Intro to Data Science – Kaggle Leaderboard

07 Nov 2012 #Columbia #data science #graphing #kaggle #r

This semester I’m auditing Rachel Schutt’s Intro to Data Science class. I originally registered for it, but at the end of the add/drop period decided I wasn’t confident in my academic background, and wasn’t sure about the workload that would be required. In retrospect it was a mistake to drop it. However I have been attending class as I can (about half the time).

The final project, accounting for most of the grade, is a Kaggle competition. It’s based on an earlier competition, and the goal is to develop a model to grade standardized test essays (approximately middle school level).
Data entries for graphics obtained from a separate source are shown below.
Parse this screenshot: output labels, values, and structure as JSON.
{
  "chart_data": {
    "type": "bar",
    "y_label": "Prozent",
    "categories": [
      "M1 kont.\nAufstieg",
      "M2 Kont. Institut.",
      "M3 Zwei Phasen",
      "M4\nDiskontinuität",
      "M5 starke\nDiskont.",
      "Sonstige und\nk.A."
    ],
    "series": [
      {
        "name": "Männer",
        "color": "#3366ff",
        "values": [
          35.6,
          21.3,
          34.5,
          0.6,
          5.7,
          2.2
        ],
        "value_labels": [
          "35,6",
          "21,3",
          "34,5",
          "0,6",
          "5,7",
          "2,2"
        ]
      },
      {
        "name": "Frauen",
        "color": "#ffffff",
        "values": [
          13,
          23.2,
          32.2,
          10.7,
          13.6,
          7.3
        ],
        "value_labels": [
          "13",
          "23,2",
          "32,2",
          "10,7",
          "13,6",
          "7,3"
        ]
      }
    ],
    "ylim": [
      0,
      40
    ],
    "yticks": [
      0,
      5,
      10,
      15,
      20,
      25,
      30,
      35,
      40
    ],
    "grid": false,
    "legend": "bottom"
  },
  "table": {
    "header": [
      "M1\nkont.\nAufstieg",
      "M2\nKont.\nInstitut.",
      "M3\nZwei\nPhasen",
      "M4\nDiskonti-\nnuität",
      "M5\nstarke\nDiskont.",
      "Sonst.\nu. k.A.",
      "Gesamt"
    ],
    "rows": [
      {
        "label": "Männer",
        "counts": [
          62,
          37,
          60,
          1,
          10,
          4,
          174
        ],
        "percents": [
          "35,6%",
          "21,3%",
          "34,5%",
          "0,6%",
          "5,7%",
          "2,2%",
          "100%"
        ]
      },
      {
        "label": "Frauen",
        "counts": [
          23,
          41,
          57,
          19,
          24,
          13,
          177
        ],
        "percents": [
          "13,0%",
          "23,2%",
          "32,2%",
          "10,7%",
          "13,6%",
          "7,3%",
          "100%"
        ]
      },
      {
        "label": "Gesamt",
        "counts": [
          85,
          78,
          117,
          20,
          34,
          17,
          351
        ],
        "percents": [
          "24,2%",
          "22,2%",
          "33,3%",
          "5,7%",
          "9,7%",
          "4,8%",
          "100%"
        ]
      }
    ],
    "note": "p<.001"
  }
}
As an auditor Rachel asked me not to submit, but my cross-validation suggests my model (linear regressions with some neat NLP derived features) is still besting the public leaderboard (Quadratic Weighted Kappa Error Measure of .75), but who knows.

I thought I could easily adjust my MITRE competition leaderboard graph to Kaggle’s CSV, and it turned out to be pretty easy. The biggest issue ended up being that MITRE scored 0 to 100, and this scores 0 to 1. That had some unintended consequences. launchd + python + R should upload this every hour or so (when my laptop is running).

I’m frankly surprised Kaggle hasn’t done something like this before. Maybe if I have a bored evening I’ll try to do it in D3, which should look much nicer.

Update, 12/16: I’ve posted a followup after the end of the semester.